Tuning the properties of paper-based electrodes for neurochemical analysis

Analysis of neurotransmitters such as dopamine (DA) is essential to better understand brain-related mechanisms. In this context, paper-based electroanalytical devices are promising alternatives to the current techniques for affordable, user-friendly molecular quantitation. Conductive carbon-based and polymer-based inks such as carbon nanotubes (CNT) and polymer poly(3,4-ethylenedioxythiophene): poly(styrene sulfonate) (PEDOT:PSS) have shown several advantageous properties, such as resistance to the DA fouling occurring during the elec-trochemical detection. Here, the electrical and electrochemical properties of paper devices prepared from mix-tures of the inks were investigated, as well as their DA detection performance (limit of detection and fouling resistance).

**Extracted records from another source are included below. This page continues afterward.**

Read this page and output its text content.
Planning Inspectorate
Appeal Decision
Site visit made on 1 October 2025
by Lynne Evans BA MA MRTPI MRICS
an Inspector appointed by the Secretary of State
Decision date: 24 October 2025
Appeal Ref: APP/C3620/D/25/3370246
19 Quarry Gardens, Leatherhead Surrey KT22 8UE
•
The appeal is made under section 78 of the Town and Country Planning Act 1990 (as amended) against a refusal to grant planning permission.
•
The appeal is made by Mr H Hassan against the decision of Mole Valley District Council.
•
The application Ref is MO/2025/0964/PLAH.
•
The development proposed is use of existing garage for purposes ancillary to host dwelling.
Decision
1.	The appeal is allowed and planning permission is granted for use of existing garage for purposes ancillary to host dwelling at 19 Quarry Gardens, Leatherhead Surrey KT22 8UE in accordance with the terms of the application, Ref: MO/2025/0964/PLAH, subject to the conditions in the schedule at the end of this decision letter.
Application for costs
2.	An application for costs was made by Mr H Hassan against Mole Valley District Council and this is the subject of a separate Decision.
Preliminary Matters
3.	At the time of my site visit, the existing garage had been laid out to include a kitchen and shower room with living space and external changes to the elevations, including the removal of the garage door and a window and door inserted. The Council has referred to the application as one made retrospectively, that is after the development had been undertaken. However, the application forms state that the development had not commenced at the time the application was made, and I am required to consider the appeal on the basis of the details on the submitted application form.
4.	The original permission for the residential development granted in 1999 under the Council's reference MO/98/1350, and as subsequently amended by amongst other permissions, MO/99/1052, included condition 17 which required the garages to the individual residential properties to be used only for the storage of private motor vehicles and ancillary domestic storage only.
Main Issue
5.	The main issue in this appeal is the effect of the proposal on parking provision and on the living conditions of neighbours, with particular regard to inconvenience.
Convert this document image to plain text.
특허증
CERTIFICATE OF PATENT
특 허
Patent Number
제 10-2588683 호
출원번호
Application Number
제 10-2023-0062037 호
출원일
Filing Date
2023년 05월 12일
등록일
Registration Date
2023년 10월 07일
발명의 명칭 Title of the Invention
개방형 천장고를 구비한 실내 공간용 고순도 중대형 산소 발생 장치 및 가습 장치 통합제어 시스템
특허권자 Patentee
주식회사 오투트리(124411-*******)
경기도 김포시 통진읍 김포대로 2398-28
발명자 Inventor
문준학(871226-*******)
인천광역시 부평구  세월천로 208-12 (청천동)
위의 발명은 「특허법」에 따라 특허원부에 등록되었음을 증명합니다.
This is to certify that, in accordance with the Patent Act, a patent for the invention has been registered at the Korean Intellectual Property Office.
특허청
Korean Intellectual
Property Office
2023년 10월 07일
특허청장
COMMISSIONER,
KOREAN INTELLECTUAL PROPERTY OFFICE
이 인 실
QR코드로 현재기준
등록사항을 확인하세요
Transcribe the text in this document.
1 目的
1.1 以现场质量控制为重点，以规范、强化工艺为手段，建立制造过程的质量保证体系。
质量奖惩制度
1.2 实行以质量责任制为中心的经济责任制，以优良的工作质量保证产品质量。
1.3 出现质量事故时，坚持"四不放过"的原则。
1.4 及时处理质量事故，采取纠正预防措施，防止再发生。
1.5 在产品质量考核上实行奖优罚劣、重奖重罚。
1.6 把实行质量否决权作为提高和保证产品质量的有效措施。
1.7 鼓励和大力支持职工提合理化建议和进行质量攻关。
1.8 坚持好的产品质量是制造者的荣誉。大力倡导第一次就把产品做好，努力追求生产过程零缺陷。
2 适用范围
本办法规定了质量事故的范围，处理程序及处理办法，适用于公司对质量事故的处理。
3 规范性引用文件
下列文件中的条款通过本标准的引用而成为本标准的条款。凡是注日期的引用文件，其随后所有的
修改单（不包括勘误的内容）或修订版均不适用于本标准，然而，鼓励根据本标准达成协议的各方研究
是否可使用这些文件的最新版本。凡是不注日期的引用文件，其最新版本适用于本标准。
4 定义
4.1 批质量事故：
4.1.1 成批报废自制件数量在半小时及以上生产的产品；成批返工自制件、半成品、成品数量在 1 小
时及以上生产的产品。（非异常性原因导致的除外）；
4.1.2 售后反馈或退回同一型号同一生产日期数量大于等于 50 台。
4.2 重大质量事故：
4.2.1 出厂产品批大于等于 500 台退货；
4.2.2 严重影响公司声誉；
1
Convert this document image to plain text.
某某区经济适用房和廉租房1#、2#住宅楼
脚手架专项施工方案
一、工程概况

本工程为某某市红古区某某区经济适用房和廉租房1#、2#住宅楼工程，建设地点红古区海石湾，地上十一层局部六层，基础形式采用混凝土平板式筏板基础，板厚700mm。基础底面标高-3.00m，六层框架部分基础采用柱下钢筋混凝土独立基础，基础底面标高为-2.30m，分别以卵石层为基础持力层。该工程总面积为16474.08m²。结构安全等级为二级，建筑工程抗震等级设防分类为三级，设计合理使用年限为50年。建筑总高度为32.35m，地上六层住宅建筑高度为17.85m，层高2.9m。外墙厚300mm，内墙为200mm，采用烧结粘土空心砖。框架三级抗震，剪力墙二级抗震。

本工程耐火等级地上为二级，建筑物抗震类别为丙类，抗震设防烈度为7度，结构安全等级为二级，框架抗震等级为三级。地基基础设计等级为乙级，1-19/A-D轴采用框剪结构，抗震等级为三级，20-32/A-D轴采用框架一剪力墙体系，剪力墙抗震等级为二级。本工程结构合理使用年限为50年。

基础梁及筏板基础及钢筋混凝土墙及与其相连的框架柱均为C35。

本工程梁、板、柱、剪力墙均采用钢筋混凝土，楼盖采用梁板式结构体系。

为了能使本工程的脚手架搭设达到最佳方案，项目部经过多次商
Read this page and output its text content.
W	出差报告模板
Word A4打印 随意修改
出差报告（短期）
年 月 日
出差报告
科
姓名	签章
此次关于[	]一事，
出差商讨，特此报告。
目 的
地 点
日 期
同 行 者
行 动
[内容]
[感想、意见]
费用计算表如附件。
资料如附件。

The properties of these paper electrodes were found to be directly impacted by the choice of ink. CNT-based electrodes are more resistive than the PEDOT:PSS based ones, which are more capacitive. Also, electrodes with undercoats of CNT and overcoats of PEDOT:PSS, doped with organic solvents, better resist DA fouling and have lower limits of detection. The combination of carbon-based and polymer-baser inks allowed for optimizing DA detection, and highlights the versatility and adaptability of paper-based electrode fabrication.